If you have been following the evolution of Android as an operating system, you will note that the Google has made some pretty significant changes to how Android works on a smartphone. In the past, Google used to tie almost all of the functionality of its own apps to the Android kernel. That meant developers and consumers would need a certain version of Android to get new features. Wanted the latest update to the Google Play app store (formerly Android Market)? You needed to update your Android software. How about the latest APIs and user interface in Google Maps and Navigation? Update Android. Gmail, Calendar, Talk (now Hangouts) or any other Google service? It was tied to the Android kernel.

Google changed all of that with the release of Android 4.1 Jelly Bean, decoupling its own apps from the Android operating system. Instead of being tied to Android, features and APIs like Maps either stand alone as their own apps that live in the Google Play store and/or are tied to what is called Google Play Services.

Google Experience As A Front-End Extension Of Google Play Services

Google Play Services is what is known in the computing world as a “shim.” Here is the definition of a shim, from Wikipedia:

In computer programming, a shim (from shim) or shiv is a small library that transparently intercepts an API and changes the parameters passed, handles the operation itself, or redirects the operation elsewhere. Shims typically come about when the behavior of an API changes, thereby causing compatibility issues for older applications which still rely on the older functionality. In such cases, the older API can still be supported by a thin compatibility layer on top of the newer code. Web polyfills are a related concept. Shims can also be used for running programs on different software platforms than they were developed for.

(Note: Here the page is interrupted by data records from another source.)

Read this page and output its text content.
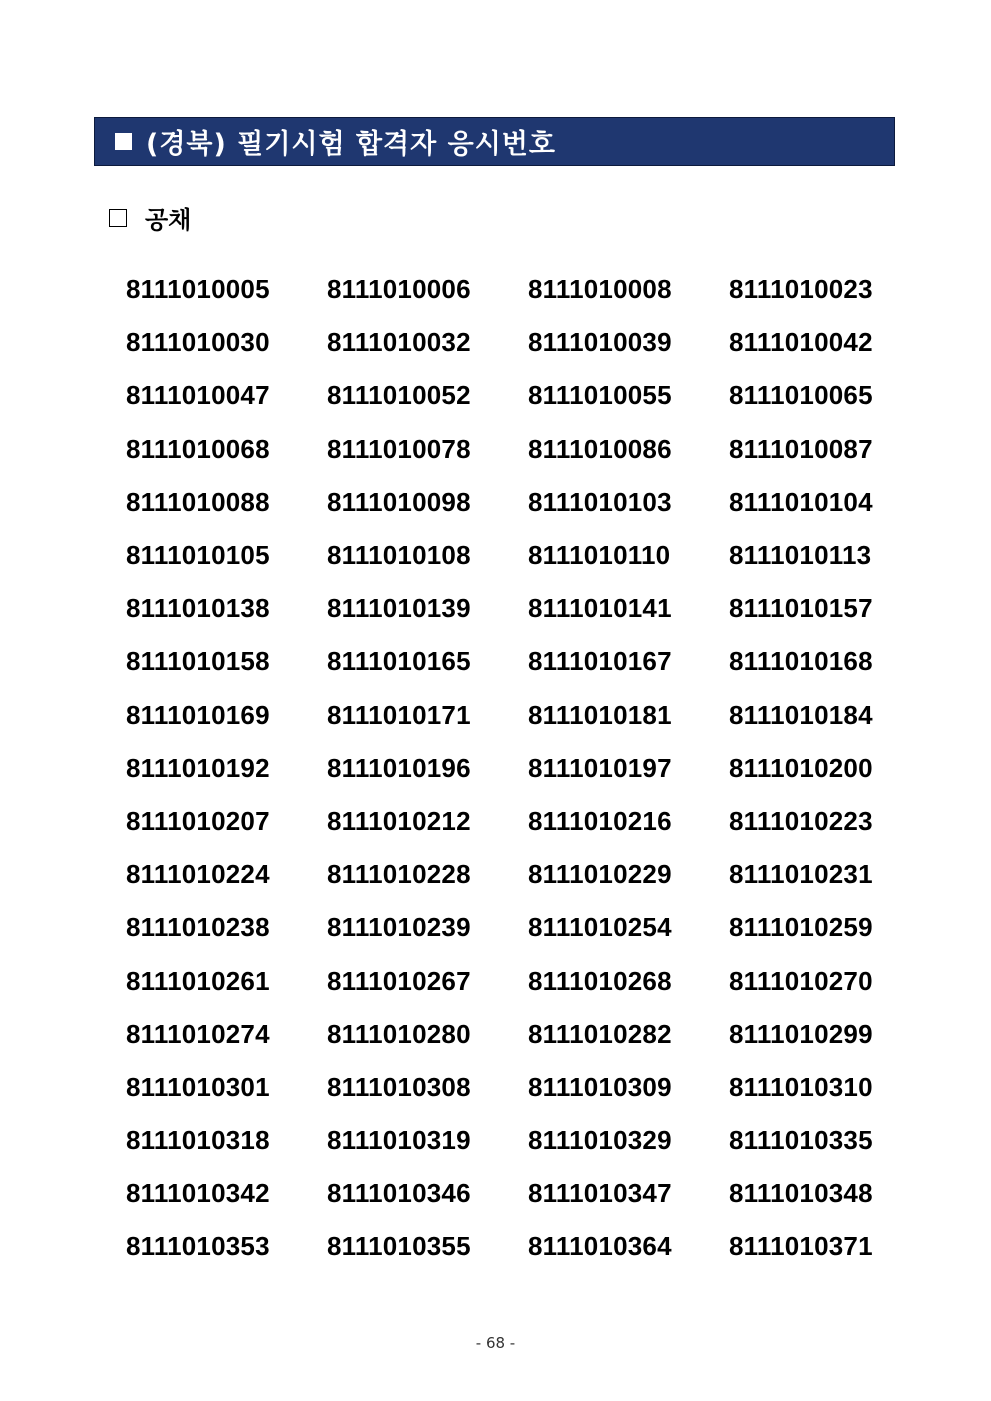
(경북) 필기시험 합격자 응시번호
공채
8111010005	8111010006	8111010008	8111010023
8111010030	8111010032	8111010039	8111010042
8111010047	8111010052	8111010055	8111010065
8111010068	8111010078	8111010086	8111010087
8111010088	8111010098	8111010103	8111010104
8111010105	8111010108	8111010110	8111010113
8111010138	8111010139	8111010141	8111010157
8111010158	8111010165	8111010167	8111010168
8111010169	8111010171	8111010181	8111010184
8111010192	8111010196	8111010197	8111010200
8111010207	8111010212	8111010216	8111010223
8111010224	8111010228	8111010229	8111010231
8111010238	8111010239	8111010254	8111010259
8111010261	8111010267	8111010268	8111010270
8111010274	8111010280	8111010282	8111010299
8111010301	8111010308	8111010309	8111010310
8111010318	8111010319	8111010329	8111010335
8111010342	8111010346	8111010347	8111010348
8111010353	8111010355	8111010364	8111010371
- 68 -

In Android, Google Play Services is a stand-alone app that runs in the background. It updates itself with functionality directly from Google without the user doing anything. It downloads its own code and enacts its own functionality. For example, if there is an update to the Google Play Store or Maps, it is downloaded and implemented through Google Play Services. 

If the Google Experience is really going to be a primary feature in KitKat 4.4, as the rumors say it will, then what Google is doing is giving Google Play Services a front-end user interface for Android devices. 

By extension, the Google Experience can be transported back to older versions of Android. If we look at the definition of a shim in that, “the older API can still be supported by a thin compatibility layer on top of the new code” then it is possible for Google to bring just about all of the Android features and functionality that are not explicitly tied to hardware back to any phone running a previous version of Android.